Binghamton University’s nationally ranked speech and debate team appeared for the first time in the elimination rounds at the National Debate Tournament (NDT) on Monday, March 25, an accomplishment that coach Joseph Leeson-Schatz said represents how far the team has come.

This year, James Allan, a senior double-majoring in political science and history, and Jefferey Yan, a senior double-majoring in economics and English, advanced to the Sweet 16 round of the NDT, where they lost on a 3-2 decision to Wake Forest University. Additionally, Leeson-Schatz received the Ziegelmueller Award at this year’s NDT, an award given to a coach who can achieve success while making academic contributions in their field of study.

The team was originally founded when BU was known as Harpur College, and received its first award in 1964. With low participation in the late 1960s, the team re-emerged in the 1980s as a Student Association organization. Leeson-Schatz, the University’s director of speech and debate and a professor of English, was a member during his undergraduate years at BU, and said he has been present as the team has received more funding and opportunities.

“At that time, there was a small budget and no real faculty support, and when we traveled, we slept on floors,” Leeson-Schatz said. “With each move, the team received more support, and with every increase in support, we gained new levels of success.”

While attending graduate school at BU, one of Leeson-Schatz’s professors, Robert Micklus, currently an associate professor of English, offered him an assistantship to coach the speech and debate team. By moving to the University’s Scholars Program, the team was able to expand its funding. Later, the team would move to the English department and is now housed under the Center for Learning and Teaching.

Although the team has seen increases in funding and support, it has remained around the same size, with 20 to 40 members each year. Leeson-Schatz said members now perform more research themselves and the leadership effort of team members has grown. Currently, the team brings 10 to 20 competitors to each tournament, but where the team competes has changed, with members traveling longer distances and participating in larger-scale tournaments.

“While we still remain a small debate school comparative to the national average, we have grown into a regional powerhouse that is no longer seen exclusively as the underdog on the national circuit,” Leeson-Schatz said. “We have become the bearcat.”
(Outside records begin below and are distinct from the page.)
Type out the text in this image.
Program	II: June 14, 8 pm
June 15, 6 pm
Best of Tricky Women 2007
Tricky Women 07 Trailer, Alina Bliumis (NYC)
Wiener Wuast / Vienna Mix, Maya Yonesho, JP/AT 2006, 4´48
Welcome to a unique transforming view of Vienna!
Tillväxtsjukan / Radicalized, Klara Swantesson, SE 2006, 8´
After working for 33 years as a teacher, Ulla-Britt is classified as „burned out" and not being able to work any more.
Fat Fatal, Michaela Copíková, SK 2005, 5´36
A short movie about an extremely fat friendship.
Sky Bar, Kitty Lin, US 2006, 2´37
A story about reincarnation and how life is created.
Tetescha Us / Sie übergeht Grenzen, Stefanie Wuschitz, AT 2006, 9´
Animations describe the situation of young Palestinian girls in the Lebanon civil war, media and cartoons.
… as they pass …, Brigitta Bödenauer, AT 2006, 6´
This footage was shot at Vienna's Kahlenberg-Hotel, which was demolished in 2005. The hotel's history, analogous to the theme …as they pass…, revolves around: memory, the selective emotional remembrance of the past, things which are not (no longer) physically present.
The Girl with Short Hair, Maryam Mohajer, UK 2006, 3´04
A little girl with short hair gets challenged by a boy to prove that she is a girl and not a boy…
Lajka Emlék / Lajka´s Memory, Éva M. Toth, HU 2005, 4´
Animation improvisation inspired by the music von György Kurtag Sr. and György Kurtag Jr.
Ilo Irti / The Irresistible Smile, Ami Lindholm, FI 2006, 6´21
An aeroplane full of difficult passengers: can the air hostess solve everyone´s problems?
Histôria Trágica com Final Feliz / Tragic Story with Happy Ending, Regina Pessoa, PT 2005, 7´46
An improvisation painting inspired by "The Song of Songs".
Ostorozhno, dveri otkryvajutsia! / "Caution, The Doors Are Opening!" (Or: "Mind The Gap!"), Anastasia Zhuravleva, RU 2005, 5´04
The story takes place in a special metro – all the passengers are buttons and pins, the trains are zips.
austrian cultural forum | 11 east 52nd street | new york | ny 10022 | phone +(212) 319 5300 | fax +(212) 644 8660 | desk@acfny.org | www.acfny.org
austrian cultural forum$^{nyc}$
The team has consistently qualified for the NDT through district tournaments over recent years, competing with the same teams as athletics teams verse in the America East conference. Leeson-Schatz said he was honored to receive the Ziegelmueller Award at this year’s NDT.

“Sometimes I get caught up in the day-to-day administrative duties of coaching and teaching and forget about how many people I’ve worked with over my 19 years coaching at Binghamton,” Leeson-Schatz said. “Then, seeing some of the nomination letters from alumni, it really left me speechless.”